The AAFP is supporting a bill called the Accuracy in Medicare Physician Payment Act(www.govtrack.us), H.R. 2545, introduced in the House by Rep. Jim McDermott, M.D., D-Wash. The bill is designed to supplement the work of the AMA/Specialty Society Relative Value Scale Update Committee (RUC) by establishing an expert panel within Medicare to oversee the valuation of physician services and to help correct distortions in the physician fee schedule.
In a letter to McDermott, AAFP Board Chair Glen Stream, M.D., M.B.I., of Spokane, Wash., described the bill as "long overdue" and said that it "could make a major difference in how the Medicare payment system supports primary care physicians in offering better quality health care more efficiently."
Stream also said, however, that the legislation's expert valuation panel should include at least one primary care physician to provide a "perspective that has been most underrepresented in previous deliberations of the relative value of physician services."
The RUC is composed of 31 physicians and other health care professionals who act as an expert panel in making recommendations to CMS on the relative values of CPT codes. CMS often follows the recommendations of the RUC, giving the panel extensive influence in determining the values of CPT codes. Many family physicians and the AAFP have expressed a concern that the actions of the RUC are biased toward subspecialist procedures rather than evaluation and management (E/M) services, leading to an undervaluation of primary care services.
In a press release(mcdermott.house.gov), McDermott, who is the ranking member of the House Ways and Means Subcommittee on Health, said the RUC "is unevenly weighted by procedural specialists over primary care doctors."
McDermott's legislation would create an advisory panel of experts from a variety of fields, such as medical economics and technology, and would include payer and patient representatives. In addressing the valuation of physician services, the panel would review recommendations from external sources such as the RUC, putting the panel in a position to "supplement and not supplant the RUC," Stream said.
McDermott, meanwhile, also said his bill was about reining in a conflict of interest.
"No other area of the Medicare program asks providers to play such an active role in setting their own payments," McDermott said. "Medicare certainly needs clinical expertise in order to fairly set reimbursements, but an outside organization whose members benefit from $70 billion in annual public spending, needs checks and balances. No matter how well-intentioned, structural biases are inevitable, and we're seeing that effect as new doctors flock toward specialty care and away from primary care."
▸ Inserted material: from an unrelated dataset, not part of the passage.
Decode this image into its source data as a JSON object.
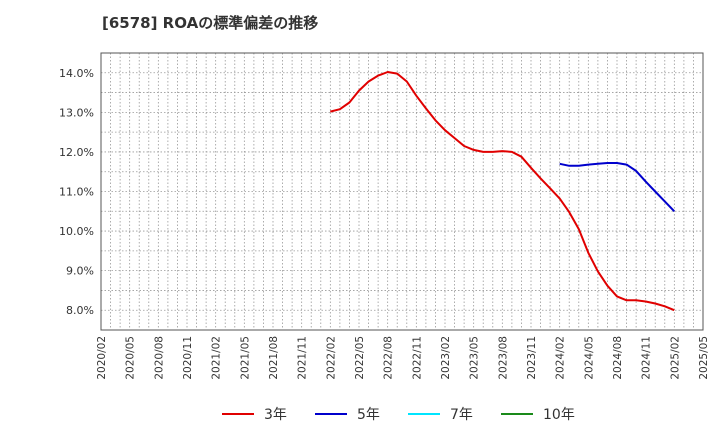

In the letter from the AAFP, Stream told McDermott, "We agree with your observation that CMS needs to have the expertise required to evaluate physician services and that this evaluation should be as objective and free as possible from the appearance of conflicts of interest. Your legislative proposal would go a long way toward providing CMS with the independent expertise that it needs, and it is consistent with prior recommendations of the Medicare Payment Advisory Commission and recommendations we made to the RUC last year."